After the planned spinoff of Time Warner Cable, TW’s revenue will be dominated by content sales (40%) and around 35% subscriptions, with only 25% coming from ads, he said.
The first two revenue streams “have for decades not been particularly sensitive to economic slowdowns,” Bewkes added.
Out of the ad businesses, a big part comes from the Turner basic cable networks. “Ad growth at these nets has been very, very strong,” Bewkes said.
That leaves two areas of economic challenges. Print ads “clearly are weaker,” the TW CEO said. And AOL’s display ad and third-party ad business has also been soft as CFO John Martin said recently.
Discussing the current market turmoil and whether TW must manage its finances differently, Martin told The Hollywood Reporter on the sidelines of the conference: “No. Our balance sheet is in great shape. We have low leverage. We don’t really have any exposure.”
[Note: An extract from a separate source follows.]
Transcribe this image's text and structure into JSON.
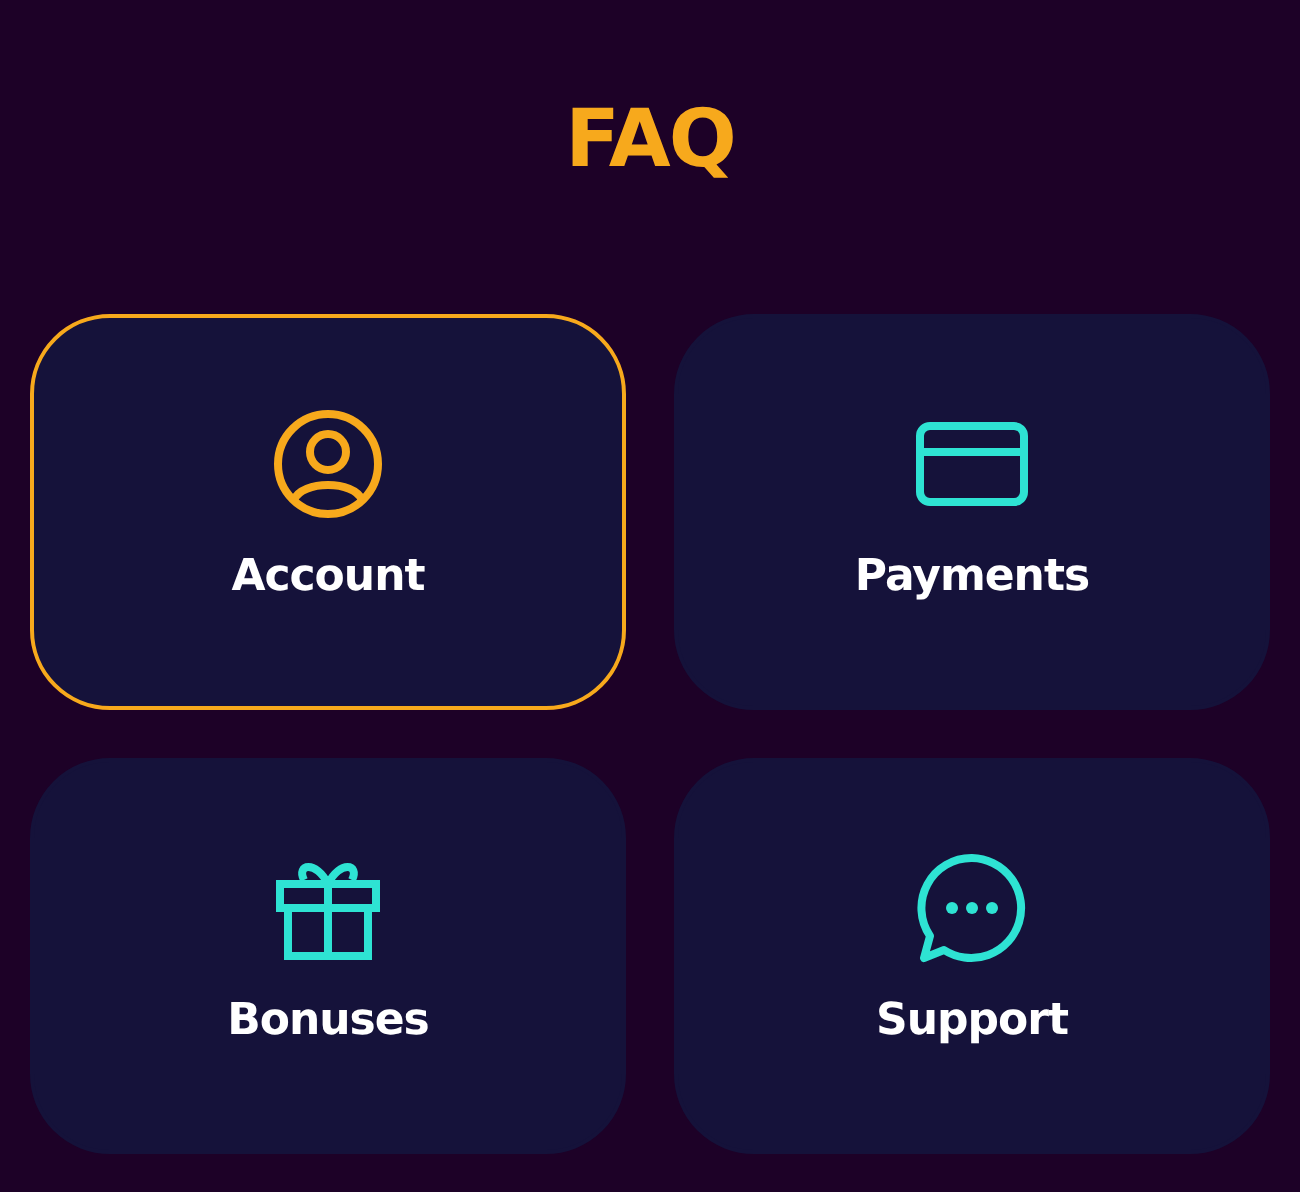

Martin said the company always works with a range of financial institutions, thereby reducing its risks.
Asked if TW’s film financing approach will be affected by the downfall of investment banks, Martin said the company will also be fine in this respect. “We have consistently taken a diversified approach to financing movies,” he said.
Meanwhile, Bewkes on Wednesday also reaffirmed his argument that TW’s content businesses will grow faster over the next three to five years than analysts currently expect.
He didn’t provide specific guidance.
He reiterated that TW would look for acquisitions in core areas, such as film and TV production businesses, U.S. and international TV networks and maybe magazine brands.
He didn’t mention specific companies, but drew laughs when he said: “I rule out the acquisition of subprime mortgage debt.”
Asked by THR after the session whether he is looking to buy NBC Universal, Bewkes gave an indirect answer: “People keep asking (about this), but they haven’t said (if they would sell).” He also emphasized a key point his team always makes about possible deals — they would have to ensure high returns.
Bewkes also said blockbuster strategies will help not only in the film business, but also in TV, magazines and maybe even online. After all, people are flocking to “big popular stuff,” he said.
Bewkes also once again was asked about whether AOL could be involved in any dealmaking, and he reiterated that everyone in the online space is talking to each other from time to time. “Everybody … is looking at what is the optimal scale,” he said.